Nicole Seguin talked about her son, Cory Oskam, who was born physically female but identified with male things.
Seguin said that she's often asked when she knew that her child was gender nonconforming. She said that before her child learned to speak, he would remove anything female-oriented, he would take it off. When given the choice to pick out his own underwear, he went into the boys' section and chose Superman underwear. He also refused to wear a dress for picture day and wanted to wear a suit and tie.
"We loved and accepted him for he wanted to be and for letting him wear whatever he wanted to wear," she said. "Unfortunately, the rest of the world wasn't as kind and as accepting. He faced bullying and was ostracized by his peers for much of his younger days."
He wasn't interested in playing with girls and was excluded from the boys, until he proved his stellar athletic ability—which resulted in boys fighting to have him on their team.

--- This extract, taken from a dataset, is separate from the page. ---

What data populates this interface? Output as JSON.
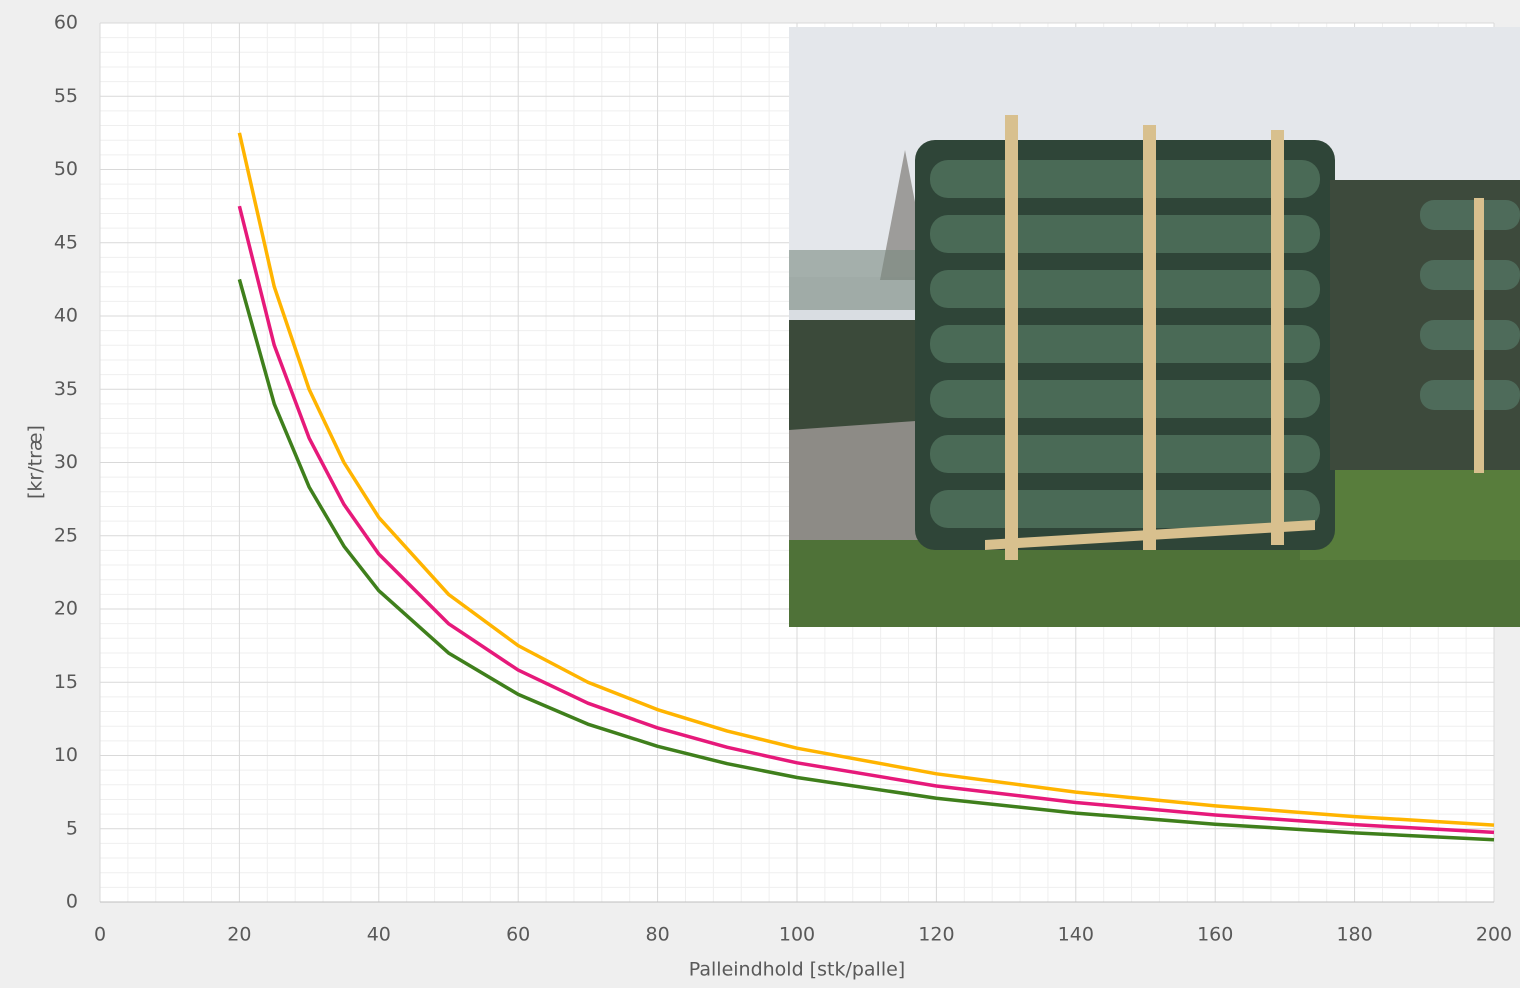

Oskam later expanded upon his life story when he took to the stage. He explained how he started taking a hormone blocker at age nine, which he credits to saving his life. Although he found that starting high school was scary, he felt safe because his school had an LGBTQ policy to protect him. He initiated testosterone therapy at 14 years and transitioned at age 15.
Oskam said there are several myths about being transgender, including being too young to transition and that transgender people have no place in sports. (Oskam lived his dream of skating with his namesake, Vancouver Canucks goaltender Cory Schneider, on his 16th birthday.)
"I am a hockey player. I'm a goalie. And I see that there's a lot of steps to making sports a place where queer people feel comfortable, but I think one of these steps is me talking to you here today and having all of you sponsoring Qmunity, being here, your presence. That will ultimately save a lot of people's lives and make people feel comfortable playing sports. We're all here on our own journey. But heroes can't do it alone. They have help. I wouldn't be who I am today without the support of my community and Qmunity."
Seguin and Oskam received a standing ovation.
Other speakers included mayor Gregor Robertson, who read out an official proclamation for the International Day Against Homophobia; Qmunity board chair Danielle Jarvis, who spoke about her transition to becoming a woman; Qmunity executive director Dara Parker; and the CBC's Kathryn Gretsinger, who hosted the event.